Norman Allen Adie (born November 25, 1946) is a former theater owner/operator/developer and confessed Ponzi schemer, presently inmate number 64354–054 in the Federal Detention Center (FDC) in Miami, Florida. Born in Scotland, Adie began his career in London with the Rank Organization and Twentieth Century Fox before moving to the United States to work at Radio City Music Hall.

==Career==
Adie founded Screen Arts Corporation and developed his own New York theaters in Times Square and Park Slope, Brooklyn. Adie's decade-long efforts to open a theater in Monroe, New York were delayed by protracted, well-publicized lawsuits and counter-lawsuits resulting from a troubled partnership with One Liberty Properties. "Monroe 6 Cinemas" eventually opened in 2008 but went into receivership three years later after Adie failed to pay the mortgage and property taxes.
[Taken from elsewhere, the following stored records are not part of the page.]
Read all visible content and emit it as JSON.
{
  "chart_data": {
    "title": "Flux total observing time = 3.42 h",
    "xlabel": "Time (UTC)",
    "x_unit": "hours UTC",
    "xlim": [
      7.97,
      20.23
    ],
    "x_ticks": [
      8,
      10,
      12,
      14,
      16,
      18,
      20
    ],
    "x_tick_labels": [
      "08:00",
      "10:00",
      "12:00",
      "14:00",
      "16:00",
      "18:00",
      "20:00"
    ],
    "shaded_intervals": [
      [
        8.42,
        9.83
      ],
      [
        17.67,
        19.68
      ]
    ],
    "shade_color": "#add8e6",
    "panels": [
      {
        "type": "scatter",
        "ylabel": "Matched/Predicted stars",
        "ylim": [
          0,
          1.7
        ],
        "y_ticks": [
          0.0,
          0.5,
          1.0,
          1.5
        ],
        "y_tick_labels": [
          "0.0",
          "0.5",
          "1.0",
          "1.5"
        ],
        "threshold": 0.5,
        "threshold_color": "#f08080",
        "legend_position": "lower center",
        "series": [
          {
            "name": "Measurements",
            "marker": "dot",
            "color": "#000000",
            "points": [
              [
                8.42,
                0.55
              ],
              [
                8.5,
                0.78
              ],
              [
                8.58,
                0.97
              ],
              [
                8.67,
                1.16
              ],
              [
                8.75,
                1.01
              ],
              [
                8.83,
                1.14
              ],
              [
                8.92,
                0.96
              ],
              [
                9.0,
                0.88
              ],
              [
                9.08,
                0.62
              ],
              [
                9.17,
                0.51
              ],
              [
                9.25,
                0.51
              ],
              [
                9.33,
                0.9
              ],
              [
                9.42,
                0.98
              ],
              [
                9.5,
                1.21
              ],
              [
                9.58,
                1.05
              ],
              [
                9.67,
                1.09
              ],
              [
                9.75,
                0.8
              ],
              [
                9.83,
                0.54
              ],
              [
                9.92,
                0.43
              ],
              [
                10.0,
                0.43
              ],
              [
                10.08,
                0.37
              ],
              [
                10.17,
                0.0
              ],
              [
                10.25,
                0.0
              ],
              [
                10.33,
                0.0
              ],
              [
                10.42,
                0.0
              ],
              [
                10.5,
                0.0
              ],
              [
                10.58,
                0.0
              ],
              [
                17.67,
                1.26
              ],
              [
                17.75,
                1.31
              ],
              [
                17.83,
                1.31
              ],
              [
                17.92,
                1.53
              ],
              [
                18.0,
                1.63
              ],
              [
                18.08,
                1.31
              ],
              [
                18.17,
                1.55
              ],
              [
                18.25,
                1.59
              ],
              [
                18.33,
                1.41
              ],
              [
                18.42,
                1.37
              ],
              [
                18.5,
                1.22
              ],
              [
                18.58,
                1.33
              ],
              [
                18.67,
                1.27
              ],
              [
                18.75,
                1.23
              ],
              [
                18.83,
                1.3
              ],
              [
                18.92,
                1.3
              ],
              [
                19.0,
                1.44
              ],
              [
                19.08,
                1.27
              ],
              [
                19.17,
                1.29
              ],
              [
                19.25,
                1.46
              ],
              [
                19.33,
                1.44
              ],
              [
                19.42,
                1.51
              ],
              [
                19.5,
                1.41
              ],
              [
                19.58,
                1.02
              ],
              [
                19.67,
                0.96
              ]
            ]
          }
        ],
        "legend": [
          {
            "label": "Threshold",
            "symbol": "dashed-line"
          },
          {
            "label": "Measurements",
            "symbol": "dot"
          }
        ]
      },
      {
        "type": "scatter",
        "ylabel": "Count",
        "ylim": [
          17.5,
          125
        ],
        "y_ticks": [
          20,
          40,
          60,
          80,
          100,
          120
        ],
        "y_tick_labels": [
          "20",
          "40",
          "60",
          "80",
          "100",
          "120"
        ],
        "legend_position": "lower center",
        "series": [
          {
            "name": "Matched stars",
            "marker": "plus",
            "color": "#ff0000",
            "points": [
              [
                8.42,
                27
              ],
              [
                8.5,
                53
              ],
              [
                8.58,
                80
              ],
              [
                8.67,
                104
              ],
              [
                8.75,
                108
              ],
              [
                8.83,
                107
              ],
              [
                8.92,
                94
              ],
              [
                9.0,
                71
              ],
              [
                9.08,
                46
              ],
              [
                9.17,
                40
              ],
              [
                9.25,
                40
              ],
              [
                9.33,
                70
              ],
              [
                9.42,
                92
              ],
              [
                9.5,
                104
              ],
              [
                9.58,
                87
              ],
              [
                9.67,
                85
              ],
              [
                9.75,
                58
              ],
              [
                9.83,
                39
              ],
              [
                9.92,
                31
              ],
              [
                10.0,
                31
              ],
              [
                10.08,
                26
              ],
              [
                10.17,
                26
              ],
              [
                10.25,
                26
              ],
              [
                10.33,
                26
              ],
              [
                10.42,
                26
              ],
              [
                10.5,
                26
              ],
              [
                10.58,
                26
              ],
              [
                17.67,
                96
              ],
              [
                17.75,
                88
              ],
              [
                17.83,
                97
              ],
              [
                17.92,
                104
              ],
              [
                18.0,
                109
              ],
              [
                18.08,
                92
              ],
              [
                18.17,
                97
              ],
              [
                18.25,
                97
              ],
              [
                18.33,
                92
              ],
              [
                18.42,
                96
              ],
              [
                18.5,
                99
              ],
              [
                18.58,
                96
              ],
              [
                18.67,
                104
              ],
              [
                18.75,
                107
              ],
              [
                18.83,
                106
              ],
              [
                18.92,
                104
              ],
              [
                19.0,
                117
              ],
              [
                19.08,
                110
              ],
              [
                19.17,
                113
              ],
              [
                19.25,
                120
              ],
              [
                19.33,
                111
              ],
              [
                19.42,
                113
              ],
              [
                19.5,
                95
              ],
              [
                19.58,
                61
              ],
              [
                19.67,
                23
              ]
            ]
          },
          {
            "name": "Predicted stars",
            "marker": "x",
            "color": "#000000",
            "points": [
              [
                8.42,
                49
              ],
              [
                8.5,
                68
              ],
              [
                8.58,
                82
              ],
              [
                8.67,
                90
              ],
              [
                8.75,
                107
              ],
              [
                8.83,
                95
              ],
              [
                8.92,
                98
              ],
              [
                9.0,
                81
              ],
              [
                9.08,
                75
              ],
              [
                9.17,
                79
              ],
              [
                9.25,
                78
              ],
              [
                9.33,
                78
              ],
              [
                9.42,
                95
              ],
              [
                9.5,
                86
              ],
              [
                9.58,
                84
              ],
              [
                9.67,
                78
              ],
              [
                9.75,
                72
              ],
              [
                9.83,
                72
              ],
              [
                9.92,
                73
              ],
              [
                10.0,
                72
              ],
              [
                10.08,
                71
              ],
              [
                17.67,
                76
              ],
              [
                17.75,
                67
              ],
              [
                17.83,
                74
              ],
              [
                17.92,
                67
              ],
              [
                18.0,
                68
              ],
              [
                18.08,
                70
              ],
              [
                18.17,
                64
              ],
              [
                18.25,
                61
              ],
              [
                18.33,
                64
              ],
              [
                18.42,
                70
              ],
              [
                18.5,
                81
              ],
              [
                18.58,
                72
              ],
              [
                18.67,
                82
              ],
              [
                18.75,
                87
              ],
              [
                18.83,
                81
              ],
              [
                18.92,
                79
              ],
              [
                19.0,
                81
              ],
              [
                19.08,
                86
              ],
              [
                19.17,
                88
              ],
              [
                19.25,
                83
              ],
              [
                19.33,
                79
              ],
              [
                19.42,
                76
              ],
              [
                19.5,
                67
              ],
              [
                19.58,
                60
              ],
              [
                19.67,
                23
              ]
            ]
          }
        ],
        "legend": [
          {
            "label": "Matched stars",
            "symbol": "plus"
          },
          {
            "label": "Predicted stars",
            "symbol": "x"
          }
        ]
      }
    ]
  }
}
Adie operated the Brooklyn Heights Cinema in Brooklyn, New York, for ten years before selling it to Kenn Lowy in 2011 after misappropriating the theater's finances. Adie opened the Foxmoor 7 Cinemas in Marshalls Creek, Pennsylvania in 2006 only to be evicted in 2009 for failing to pay rent. Adie's plans to open a movie multiplex in Matamoras, Pennsylvania in 2008 never came to fruition and resulted in a $12.7 million judgment against Adie in 2009.

==Arrest==
On November 23, 2010, Adie was arrested and charged with Federal securities and wire fraud. He confessed to the charges and was sentenced in May, 2012 to 20 months in Federal prison.